In dieser Arbeit verbessern wir den Multi-Head-Attention-Mechanismus, den Kern des Transformer-Modells, um die Effizienz zu steigern, während wir das bisherige Genauigkeitsniveau beibehalten oder übertreffen. Wir zeigen, dass der Multi-Head-Attention in Form einer Summe ausgedrückt werden kann. Basierend auf der Erkenntnis, dass nicht alle Aufmerksamkeitsköpfe gleich wichtig sind, schlagen wir Mixture-of-Head-Attention (MoH) vor, eine neue Architektur, die Aufmerksamkeitsköpfe als Experten im Mixture-of-Experts (MoE)-Mechanismus behandelt.

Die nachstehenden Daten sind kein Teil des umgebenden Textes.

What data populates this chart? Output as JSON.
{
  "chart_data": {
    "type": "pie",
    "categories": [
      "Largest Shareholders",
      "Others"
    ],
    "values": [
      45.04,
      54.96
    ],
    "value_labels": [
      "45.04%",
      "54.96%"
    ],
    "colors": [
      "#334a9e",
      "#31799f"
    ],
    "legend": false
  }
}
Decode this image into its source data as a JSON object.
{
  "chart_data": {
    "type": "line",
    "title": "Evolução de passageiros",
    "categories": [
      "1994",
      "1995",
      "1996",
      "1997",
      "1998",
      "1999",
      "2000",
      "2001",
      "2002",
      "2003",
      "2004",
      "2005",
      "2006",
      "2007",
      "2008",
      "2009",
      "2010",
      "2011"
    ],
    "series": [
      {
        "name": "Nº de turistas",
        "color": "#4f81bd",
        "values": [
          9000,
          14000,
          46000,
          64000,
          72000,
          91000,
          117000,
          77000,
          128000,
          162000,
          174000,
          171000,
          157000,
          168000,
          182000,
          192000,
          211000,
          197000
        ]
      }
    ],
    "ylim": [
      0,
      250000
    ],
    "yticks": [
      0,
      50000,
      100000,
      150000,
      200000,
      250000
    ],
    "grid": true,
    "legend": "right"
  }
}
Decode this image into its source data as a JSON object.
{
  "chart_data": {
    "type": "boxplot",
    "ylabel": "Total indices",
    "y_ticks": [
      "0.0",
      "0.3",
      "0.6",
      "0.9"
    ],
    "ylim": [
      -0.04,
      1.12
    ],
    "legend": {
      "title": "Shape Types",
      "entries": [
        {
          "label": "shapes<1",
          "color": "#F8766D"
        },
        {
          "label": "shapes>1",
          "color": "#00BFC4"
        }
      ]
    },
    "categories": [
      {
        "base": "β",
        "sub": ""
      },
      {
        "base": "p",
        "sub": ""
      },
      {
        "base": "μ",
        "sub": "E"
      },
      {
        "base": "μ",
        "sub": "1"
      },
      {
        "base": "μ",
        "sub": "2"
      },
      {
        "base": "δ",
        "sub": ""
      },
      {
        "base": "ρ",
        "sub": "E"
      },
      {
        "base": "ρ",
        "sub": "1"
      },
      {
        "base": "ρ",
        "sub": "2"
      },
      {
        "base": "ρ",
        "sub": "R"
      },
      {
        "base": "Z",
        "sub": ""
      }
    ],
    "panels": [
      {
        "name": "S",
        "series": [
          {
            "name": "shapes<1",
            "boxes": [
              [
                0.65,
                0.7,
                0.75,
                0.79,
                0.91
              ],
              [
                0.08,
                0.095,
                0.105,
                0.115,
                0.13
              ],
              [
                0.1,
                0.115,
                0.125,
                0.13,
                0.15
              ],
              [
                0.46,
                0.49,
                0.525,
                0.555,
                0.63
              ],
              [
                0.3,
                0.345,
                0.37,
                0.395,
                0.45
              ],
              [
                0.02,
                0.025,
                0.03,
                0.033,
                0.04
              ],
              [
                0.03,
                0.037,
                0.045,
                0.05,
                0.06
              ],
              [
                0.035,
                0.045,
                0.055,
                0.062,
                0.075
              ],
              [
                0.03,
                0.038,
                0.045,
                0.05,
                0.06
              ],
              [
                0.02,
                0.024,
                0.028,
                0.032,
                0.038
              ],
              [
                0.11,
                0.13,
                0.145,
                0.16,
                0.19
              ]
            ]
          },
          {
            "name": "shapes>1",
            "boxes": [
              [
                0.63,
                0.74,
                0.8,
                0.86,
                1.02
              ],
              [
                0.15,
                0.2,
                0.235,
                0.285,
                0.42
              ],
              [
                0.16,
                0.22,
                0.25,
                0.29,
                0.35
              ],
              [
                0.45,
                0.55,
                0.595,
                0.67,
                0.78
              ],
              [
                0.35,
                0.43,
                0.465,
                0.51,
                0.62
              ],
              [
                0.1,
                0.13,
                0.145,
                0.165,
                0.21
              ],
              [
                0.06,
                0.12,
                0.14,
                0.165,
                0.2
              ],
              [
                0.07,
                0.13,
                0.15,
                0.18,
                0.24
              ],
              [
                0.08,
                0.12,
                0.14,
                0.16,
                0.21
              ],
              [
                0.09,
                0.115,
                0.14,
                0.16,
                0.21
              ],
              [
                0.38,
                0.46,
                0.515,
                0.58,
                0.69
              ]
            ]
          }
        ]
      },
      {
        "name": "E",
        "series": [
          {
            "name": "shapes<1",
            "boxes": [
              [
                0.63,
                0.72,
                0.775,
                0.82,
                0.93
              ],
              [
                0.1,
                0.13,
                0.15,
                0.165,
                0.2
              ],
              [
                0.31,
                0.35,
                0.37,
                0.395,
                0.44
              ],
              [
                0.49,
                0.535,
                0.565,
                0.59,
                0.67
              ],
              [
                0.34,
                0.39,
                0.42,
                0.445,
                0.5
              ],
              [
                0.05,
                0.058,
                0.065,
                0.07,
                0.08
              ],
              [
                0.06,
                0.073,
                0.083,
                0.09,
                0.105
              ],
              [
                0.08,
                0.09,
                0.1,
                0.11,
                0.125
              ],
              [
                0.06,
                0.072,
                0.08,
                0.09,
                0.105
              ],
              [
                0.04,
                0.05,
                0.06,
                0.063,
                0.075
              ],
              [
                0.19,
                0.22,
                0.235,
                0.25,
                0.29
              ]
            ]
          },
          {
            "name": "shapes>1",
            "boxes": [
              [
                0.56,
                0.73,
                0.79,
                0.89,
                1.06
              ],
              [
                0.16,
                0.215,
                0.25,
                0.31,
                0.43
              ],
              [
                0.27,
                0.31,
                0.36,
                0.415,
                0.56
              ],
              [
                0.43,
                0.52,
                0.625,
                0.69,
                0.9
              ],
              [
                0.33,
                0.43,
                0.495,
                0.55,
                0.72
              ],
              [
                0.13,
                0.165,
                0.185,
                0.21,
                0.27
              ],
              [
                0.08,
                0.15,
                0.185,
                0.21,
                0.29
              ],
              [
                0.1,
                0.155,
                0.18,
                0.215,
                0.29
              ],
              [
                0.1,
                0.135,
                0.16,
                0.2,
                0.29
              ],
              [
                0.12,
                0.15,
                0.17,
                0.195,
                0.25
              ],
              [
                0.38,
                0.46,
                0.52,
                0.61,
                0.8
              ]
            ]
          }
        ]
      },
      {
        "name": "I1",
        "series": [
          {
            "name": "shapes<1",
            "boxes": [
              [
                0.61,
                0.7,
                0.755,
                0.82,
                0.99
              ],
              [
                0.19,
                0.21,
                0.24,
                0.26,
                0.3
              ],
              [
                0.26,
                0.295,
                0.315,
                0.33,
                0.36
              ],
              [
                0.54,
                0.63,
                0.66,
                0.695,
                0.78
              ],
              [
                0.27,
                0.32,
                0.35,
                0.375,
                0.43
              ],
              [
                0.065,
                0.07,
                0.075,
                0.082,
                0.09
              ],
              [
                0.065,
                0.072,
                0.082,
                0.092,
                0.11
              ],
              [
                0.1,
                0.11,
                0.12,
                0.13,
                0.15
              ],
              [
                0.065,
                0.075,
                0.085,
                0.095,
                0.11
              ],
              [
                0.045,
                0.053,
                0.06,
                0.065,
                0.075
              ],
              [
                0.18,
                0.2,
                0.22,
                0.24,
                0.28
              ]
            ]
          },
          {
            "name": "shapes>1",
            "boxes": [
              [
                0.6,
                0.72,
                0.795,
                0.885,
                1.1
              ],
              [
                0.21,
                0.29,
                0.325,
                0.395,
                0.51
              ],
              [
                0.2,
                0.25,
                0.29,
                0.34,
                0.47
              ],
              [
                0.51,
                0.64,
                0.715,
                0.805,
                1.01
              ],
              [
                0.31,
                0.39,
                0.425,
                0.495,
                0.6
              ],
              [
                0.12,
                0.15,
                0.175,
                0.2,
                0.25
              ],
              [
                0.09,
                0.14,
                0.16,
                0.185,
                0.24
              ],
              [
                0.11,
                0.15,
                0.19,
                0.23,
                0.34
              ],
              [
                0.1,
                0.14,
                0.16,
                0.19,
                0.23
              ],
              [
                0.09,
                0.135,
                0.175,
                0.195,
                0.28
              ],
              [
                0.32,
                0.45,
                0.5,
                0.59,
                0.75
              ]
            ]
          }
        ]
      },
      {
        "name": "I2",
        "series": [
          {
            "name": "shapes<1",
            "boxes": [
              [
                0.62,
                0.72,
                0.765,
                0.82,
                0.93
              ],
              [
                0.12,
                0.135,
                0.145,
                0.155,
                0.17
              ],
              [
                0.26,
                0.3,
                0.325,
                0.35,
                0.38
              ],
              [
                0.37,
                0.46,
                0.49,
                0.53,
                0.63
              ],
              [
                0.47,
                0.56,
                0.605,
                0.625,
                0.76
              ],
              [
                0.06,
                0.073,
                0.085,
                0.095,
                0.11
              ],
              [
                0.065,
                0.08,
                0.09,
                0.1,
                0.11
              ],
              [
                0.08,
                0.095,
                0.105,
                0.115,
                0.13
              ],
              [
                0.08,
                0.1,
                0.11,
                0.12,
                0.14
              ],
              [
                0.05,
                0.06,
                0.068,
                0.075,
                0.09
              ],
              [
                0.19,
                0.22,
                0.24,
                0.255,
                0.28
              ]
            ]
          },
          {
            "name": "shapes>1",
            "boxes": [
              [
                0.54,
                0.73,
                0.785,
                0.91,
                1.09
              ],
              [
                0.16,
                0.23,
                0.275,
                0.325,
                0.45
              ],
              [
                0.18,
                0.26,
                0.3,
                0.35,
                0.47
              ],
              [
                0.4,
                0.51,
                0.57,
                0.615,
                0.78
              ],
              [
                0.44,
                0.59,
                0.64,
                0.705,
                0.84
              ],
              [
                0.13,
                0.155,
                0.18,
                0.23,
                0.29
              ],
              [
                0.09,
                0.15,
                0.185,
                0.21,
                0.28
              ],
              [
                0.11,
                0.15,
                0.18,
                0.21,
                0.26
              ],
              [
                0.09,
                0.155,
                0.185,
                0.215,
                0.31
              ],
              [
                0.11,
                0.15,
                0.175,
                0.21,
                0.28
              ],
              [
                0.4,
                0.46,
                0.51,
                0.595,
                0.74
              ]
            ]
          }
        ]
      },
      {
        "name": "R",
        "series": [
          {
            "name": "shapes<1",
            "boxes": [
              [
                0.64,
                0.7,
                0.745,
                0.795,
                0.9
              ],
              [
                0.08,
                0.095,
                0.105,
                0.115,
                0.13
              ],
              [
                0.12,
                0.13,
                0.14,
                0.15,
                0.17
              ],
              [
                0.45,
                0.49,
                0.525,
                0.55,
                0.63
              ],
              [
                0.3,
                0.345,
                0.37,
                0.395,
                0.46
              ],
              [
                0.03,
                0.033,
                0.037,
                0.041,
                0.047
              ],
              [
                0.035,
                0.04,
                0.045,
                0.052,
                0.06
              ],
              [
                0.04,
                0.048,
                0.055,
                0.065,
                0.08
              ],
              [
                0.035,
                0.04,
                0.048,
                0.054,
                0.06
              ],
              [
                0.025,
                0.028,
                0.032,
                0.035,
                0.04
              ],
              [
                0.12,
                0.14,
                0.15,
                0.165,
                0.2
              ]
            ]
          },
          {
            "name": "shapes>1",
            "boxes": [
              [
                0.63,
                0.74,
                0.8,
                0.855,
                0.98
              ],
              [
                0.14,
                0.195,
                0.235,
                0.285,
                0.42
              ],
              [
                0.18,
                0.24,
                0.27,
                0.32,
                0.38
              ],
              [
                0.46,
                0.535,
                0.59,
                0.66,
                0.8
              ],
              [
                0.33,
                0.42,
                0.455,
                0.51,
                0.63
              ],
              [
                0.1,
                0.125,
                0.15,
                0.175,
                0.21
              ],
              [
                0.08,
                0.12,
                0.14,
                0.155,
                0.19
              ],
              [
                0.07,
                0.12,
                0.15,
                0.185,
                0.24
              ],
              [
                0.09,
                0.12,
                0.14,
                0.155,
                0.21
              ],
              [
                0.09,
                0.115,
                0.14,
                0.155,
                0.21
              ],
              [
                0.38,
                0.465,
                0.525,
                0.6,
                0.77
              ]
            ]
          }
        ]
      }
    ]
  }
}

MoH hat zwei wesentliche Vorteile: Erstens ermöglicht MoH jedem Token, die geeigneten Aufmerksamkeitsköpfe auszuwählen, was die Inferenzeffizienz verbessert, ohne die Genauigkeit zu beeinträchtigen oder die Anzahl der Parameter zu erhöhen. Zweitens ersetzt MoH die Standard-Summe im Multi-Head-Attention durch eine gewichtete Summe, was der Aufmerksamkeitsmechanismus flexibler macht und zusätzliches Leistungspotenzial freisetzt. Umfangreiche Experimente mit ViT, DiT und LLMs zeigen, dass MoH Multi-Head-Attention übertrifft, indem es nur 50%-90% der Aufmerksamkeitsköpfe verwendet. Darüber hinaus zeigen wir, dass vorab trainierte Multi-Head-Attention-Modelle, wie z.B. LLaMA3-8B, weiterhin in unsere MoH-Modelle überführt werden können. Bemerkenswert ist, dass MoH-LLaMA3-8B eine durchschnittliche Genauigkeit von 64,0% über 14 Benchmarks erreicht und LLaMA3-8B um 2,4% übertrifft, indem es nur 75% der Aufmerksamkeitsköpfe verwendet. Wir glauben, dass das vorgeschlagene MoH eine vielversprechende Alternative zu Multi-Head-Attention darstellt und eine solide Grundlage für die Entwicklung fortschrittlicher und effizienter aufmerksamkeitsbasierter Modelle bietet.

English

In this work, we upgrade the multi-head attention mechanism, the core of the Transformer model, to improve efficiency while maintaining or surpassing the previous accuracy level. We show that multi-head attention can be expressed in the summation form. Drawing on the insight that not all attention heads hold equal significance, we propose Mixture-of-Head attention (MoH), a new architecture that treats attention heads as experts in the Mixture-of-Experts (MoE) mechanism. MoH has two significant advantages: First, MoH enables each token to select the appropriate attention heads, enhancing inference efficiency without compromising accuracy or increasing the number of parameters. Second, MoH replaces the standard summation in multi-head attention with a weighted summation, introducing flexibility to the attention mechanism and unlocking extra performance potential. Extensive experiments on ViT, DiT, and LLMs demonstrate that MoH outperforms multi-head attention by using only 50%-90% of the attention heads. Moreover, we demonstrate that pre-trained multi-head attention models, such as LLaMA3-8B, can be further continue-tuned into our MoH models. Notably, MoH-LLaMA3-8B achieves an average accuracy of 64.0% across 14 benchmarks, outperforming LLaMA3-8B by 2.4% by utilizing only 75% of the attention heads. We believe the proposed MoH is a promising alternative to multi-head attention and provides a strong foundation for developing advanced and efficient attention-based models.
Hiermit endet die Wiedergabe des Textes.